Measure how to propagate data in an array

I have an array of zeros and ones and I need to know if the data is spread across columns or concentrated in clumps.

For example:

If I have an array x

and it has the following values:

Column 1 values: 1 1 0 0 0 0 0 0 0 0 0 0 0 0 0 0 0 0 0 0 1 1 1 1

Column 2 values: 1 0 0 1 0 0 0 0 0 0 0 1 0 0 0 0 1 0 0 1 0 0 0 1

if we count the number of those we can know that it is the same number, but those are more well distributed and distributed in column 2 compared to column 1.

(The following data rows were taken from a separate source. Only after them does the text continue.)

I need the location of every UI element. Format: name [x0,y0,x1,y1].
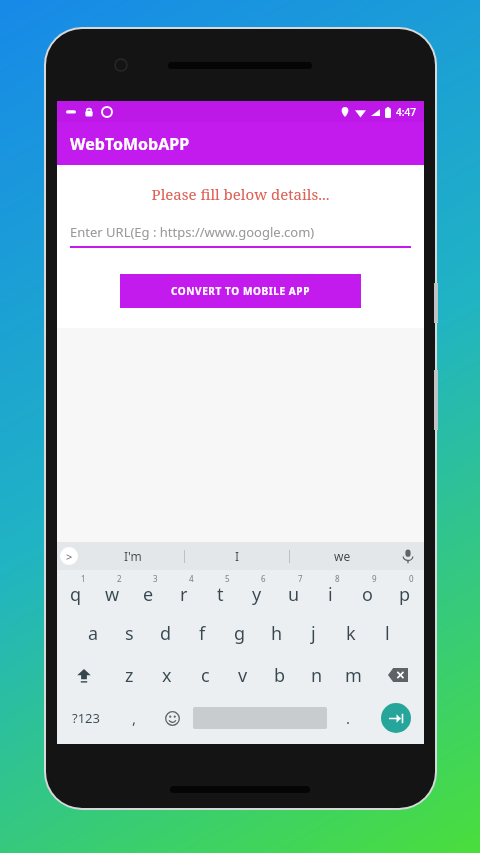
staticText: y [252,582,262,607]
button[interactable]: 9 [349,570,386,612]
button[interactable]: Backspace [372,654,424,696]
button[interactable]: b [261,654,298,696]
staticText: 6 [261,573,266,584]
button[interactable]: z [110,654,148,696]
staticText: l [385,621,390,646]
staticText: c [201,663,210,688]
staticText: i [328,582,333,607]
staticText: , [132,708,137,728]
staticText: WebToMobAPP [70,133,190,155]
staticText: 0 [409,573,414,584]
button[interactable]: x [148,654,186,696]
staticText: o [362,582,373,607]
button[interactable]: d [147,612,184,654]
staticText: Enter URL(Eg : https://www.google.com) [70,223,315,241]
button[interactable]: , [115,696,153,740]
button[interactable]: 5 [202,570,238,612]
button[interactable]: we [290,542,394,570]
staticText: n [311,663,323,688]
button[interactable]: a [75,612,111,654]
button[interactable]: h [258,612,295,654]
staticText: e [143,582,154,607]
staticText: b [274,663,286,688]
staticText: u [288,582,300,607]
staticText: 5 [225,573,230,584]
button[interactable]: 4 [166,570,202,612]
button[interactable]: ?123 [57,696,115,740]
button[interactable]: 1 [58,570,94,612]
staticText: 2 [117,573,122,584]
staticText: h [271,621,283,646]
staticText: v [238,663,248,688]
staticText: a [88,621,99,646]
staticText: s [125,621,134,646]
button[interactable]: m [335,654,372,696]
button[interactable]: v [224,654,261,696]
staticText: m [345,663,362,688]
button[interactable]: l [369,612,406,654]
button[interactable]: Voice input [400,548,416,564]
button[interactable]: Emoji [153,696,191,740]
staticText: q [70,582,82,607]
staticText: CONVERT TO MOBILE APP [171,284,310,298]
staticText: f [199,621,206,646]
button[interactable]: Enter URL(Eg : https://www.google.com) [70,223,411,248]
staticText: I'm [124,548,142,564]
staticText: I [235,548,240,564]
staticText: k [346,621,356,646]
staticText: ?123 [72,709,100,727]
staticText: g [234,621,246,646]
staticText: > [66,549,73,564]
button[interactable]: 6 [238,570,275,612]
button[interactable]: n [298,654,335,696]
staticText: we [334,548,351,564]
button[interactable]: 8 [312,570,349,612]
button[interactable]: Shift [57,654,110,696]
button[interactable]: 2 [94,570,130,612]
staticText: p [399,582,411,607]
staticText: 9 [372,573,377,584]
button[interactable]: 3 [130,570,166,612]
button[interactable]: I'm [81,542,184,570]
staticText: w [105,582,120,607]
staticText: . [346,708,351,728]
button[interactable]: g [221,612,258,654]
button[interactable]: I [185,542,289,570]
button[interactable]: 7 [275,570,312,612]
button[interactable]: k [332,612,369,654]
button[interactable]: Expand suggestions [60,547,78,565]
staticText: 8 [335,573,340,584]
staticText: j [311,621,316,646]
button[interactable]: 0 [386,570,423,612]
button[interactable]: . [329,696,367,740]
staticText: 3 [153,573,158,584]
button[interactable]: CONVERT TO MOBILE APP [120,274,361,308]
staticText: 4 [189,573,194,584]
staticText: z [125,663,134,688]
button[interactable]: Go [381,703,411,733]
staticText: d [160,621,172,646]
staticText: Please fill below details... [57,184,424,204]
button[interactable]: j [295,612,332,654]
staticText: r [180,582,188,607]
staticText: t [217,582,224,607]
button[interactable]: s [111,612,147,654]
button[interactable]: c [186,654,224,696]
staticText: x [162,663,172,688]
staticText: 7 [298,573,303,584]
button[interactable]: f [184,612,221,654]
staticText: 4:47 [396,105,416,119]
staticText: 1 [81,573,86,584]
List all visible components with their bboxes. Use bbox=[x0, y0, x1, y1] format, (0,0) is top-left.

I am trying to make a score that gives me great value if the spread is good and low value if the spread is bad ... any ideas

Sample data:

1 0 0 0 5 0 -2 -3  0 0 1
1 0 0 0 0 0  0  0  0 0 1
2 0 0 0 0 0  0  3 -3 1 0
1 2 3 0 5 0  2 13  4 5 1
1 0 0 0 0 0 -4 34  0 0 1

      

+3


source to share


2 answers


I think you are trying to measure the variance of the distribution of a number 0

between 1

s, ie:

f = @(x)std(diff(find(x)))

      

So for you the data is:

a = [1 1 0 0 0 0 0 0 0 0 0 0 0 0 0 0 0 0 0 0 1 1 1 1]
b = [1 0 0 1 0 0 0 0 0 0 0 1 0 0 0 0 1 0 0 1 0 0 0 1]

f(a)
    = 8.0498

f(b)
    = 2.0736

      

But I still think you are essentially trying to measure the disorder of the system, what I imagine is how entropy measurements do it, but I don't know how



Note that this gives a low value if "spread" is good and a high value if it is bad (ie the opposite of your query).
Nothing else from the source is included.